My heart thudded hard in my chest; slow, heavy, and inevitable.
When her tire hit the first caltrop, the vibration sensor pinged. When she hit the second, her dashboard flickered from pressure shock. The third? That was the one that did it.
Her front-left tire gave out with that soft, devastating sigh only a slow-pressure blowout makes—the kind that feels organic and inevitable, like it was just shitty luck and bad timing and not phase one of a perfectly planned trap.
She eased off the road exactly the way I knew she would. Her movements were careful but tired. She was so goddamn deliciously vulnerable it made something old and violent rise up in my chest. Good thing I was the one hunting her.
Henry exhaled.
“That’s your cue. You should get in the service truck and head out to help her now. You don’t want her to be hypothermic by the time she meets the other guests.”
“I know.”
I grabbed the jacket I’d laid out for this exact moment. It was dark, a little worn, and entirely nondescript… the kind of thing a groundskeeper would wear. Not Ben Stonewood’s usual clothing, and certainly not the clothing of a billionaire recluse.
For now, I was just Jacob.
My middle name… the name I gave her that day at Stonewood Hardware four years ago. Jacob was my metaphorical mask… not that I didn’t also have a real mask, but that would only become important if Chrissy passed this first test.
“Remember,” Henry said, his voice rough with warning. “She can’t know who you really are. Not yet. If you make the game too easy, she’ll see right through it, you’ll blow your cover, and shit will go sideways long before you ever get her signature on a marriage license.”
“I’ve got it under control, Henry,” I growled, pulling the jacket on. “Let’s just see how she performs during this initial test and work from there.”

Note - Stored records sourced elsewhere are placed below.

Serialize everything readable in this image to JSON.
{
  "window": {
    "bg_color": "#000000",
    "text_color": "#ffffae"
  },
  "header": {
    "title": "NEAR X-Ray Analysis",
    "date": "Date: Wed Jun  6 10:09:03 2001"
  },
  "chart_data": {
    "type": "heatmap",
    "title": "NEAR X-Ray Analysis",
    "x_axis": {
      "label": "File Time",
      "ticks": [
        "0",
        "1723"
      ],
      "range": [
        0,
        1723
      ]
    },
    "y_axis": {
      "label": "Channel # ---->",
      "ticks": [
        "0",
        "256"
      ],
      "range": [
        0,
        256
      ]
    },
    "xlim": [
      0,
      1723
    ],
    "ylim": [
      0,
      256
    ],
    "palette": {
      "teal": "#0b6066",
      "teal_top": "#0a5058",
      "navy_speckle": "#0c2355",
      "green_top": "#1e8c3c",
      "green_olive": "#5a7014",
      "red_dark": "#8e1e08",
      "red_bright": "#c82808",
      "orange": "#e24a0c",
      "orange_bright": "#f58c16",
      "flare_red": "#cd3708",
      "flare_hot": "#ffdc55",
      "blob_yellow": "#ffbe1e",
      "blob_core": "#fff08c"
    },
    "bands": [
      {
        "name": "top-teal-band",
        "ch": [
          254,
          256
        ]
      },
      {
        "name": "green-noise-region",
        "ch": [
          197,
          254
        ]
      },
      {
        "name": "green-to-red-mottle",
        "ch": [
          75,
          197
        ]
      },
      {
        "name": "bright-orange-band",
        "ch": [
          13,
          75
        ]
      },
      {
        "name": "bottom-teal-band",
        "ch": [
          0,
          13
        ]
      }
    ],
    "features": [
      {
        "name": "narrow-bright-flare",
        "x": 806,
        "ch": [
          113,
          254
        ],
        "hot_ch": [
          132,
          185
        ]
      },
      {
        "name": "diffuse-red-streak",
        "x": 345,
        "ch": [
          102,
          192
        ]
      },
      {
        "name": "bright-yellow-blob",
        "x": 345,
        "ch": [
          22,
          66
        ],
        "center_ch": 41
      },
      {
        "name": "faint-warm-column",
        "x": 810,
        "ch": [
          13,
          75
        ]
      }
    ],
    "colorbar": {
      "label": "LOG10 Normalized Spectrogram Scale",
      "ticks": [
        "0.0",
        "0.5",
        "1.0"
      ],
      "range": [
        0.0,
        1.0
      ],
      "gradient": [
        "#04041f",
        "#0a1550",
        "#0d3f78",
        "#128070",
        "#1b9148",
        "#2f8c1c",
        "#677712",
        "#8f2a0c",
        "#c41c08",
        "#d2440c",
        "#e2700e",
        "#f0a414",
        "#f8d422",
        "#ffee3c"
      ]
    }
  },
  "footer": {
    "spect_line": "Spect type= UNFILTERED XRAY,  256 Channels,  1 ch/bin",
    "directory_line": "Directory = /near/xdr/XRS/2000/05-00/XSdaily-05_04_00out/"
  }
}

Henry gave me a long, deeply unsettling look, the kind that said I hope to God you know what you’re doing, even though he already knew the answer.
“I’ll monitor from here,” he said. “You only get one chance to read her reactions before she enters the lodge and meets the faux Bens and the other contestants.”
“I won’t waste it, trust me.”
Chapter
Seven
BEN
Moments later,I stepped out into the cold, the wind slapping against my unscarred cheek first, then burrowing deeper into the ruined nerve pathways of the other side. The scars tugged. They always did, in the cold.
I welcomed the sting. It reminded me that I was still alive, by some miracle or curse, depending on how you looked at it.
The sky was a bruised, deep purple, clouds hanging low, pregnant with ice that the weather man had issued warnings about.
I started down the path toward the service truck I’d staged for this moment. Jacob didn’t drive a blacked-out luxury SUV. Jacob drove a beat-up F-150 with tools clanking in the back and a dent in the bumper from backing into a pine tree last summer. I had to keep the act authentic.
I drove down the access road toward her, passed where she was pulled off on the shoulder, then whipped the truck around, being careful not to go so far as to reach the point where I might hit one of the caltrops, and pulled behind her car just as she stepped outof it, wrapped in her threadbare excuse for a jacket, hugging her arms against the cold.
Her hair was wind-tangled. Her breath fogged in the cold air. And her eyes… God. Those big brown eyes turned my blood to molten lava.
She looked right at me, squinting into the halo of my headlights, ignoring the dark, empty stretch of woods on either side of the road. She looked like she was trying too hard not to fall apart, and it hit me just like it had that first time… the magnetic pull between us. It was so sharp and merciless it stole my breath.
Fate had carved a deep, desperate need to have her into my very bones, and it was going to take every ounce of my self-control not to answer its call here and now.
I killed the engine, stepped out, and let the door slam shut behind me as I ambled toward her.
“Evenin’, ma’am,” I called out, pitching my voice lower, rougher, speaking the way Jacob, a work-roughened groundskeeper, would speak.
She froze.
I pushed my hood back off my head, figuring it would be better to go ahead and rip the Band-Aid off on this test, rather than drag things out.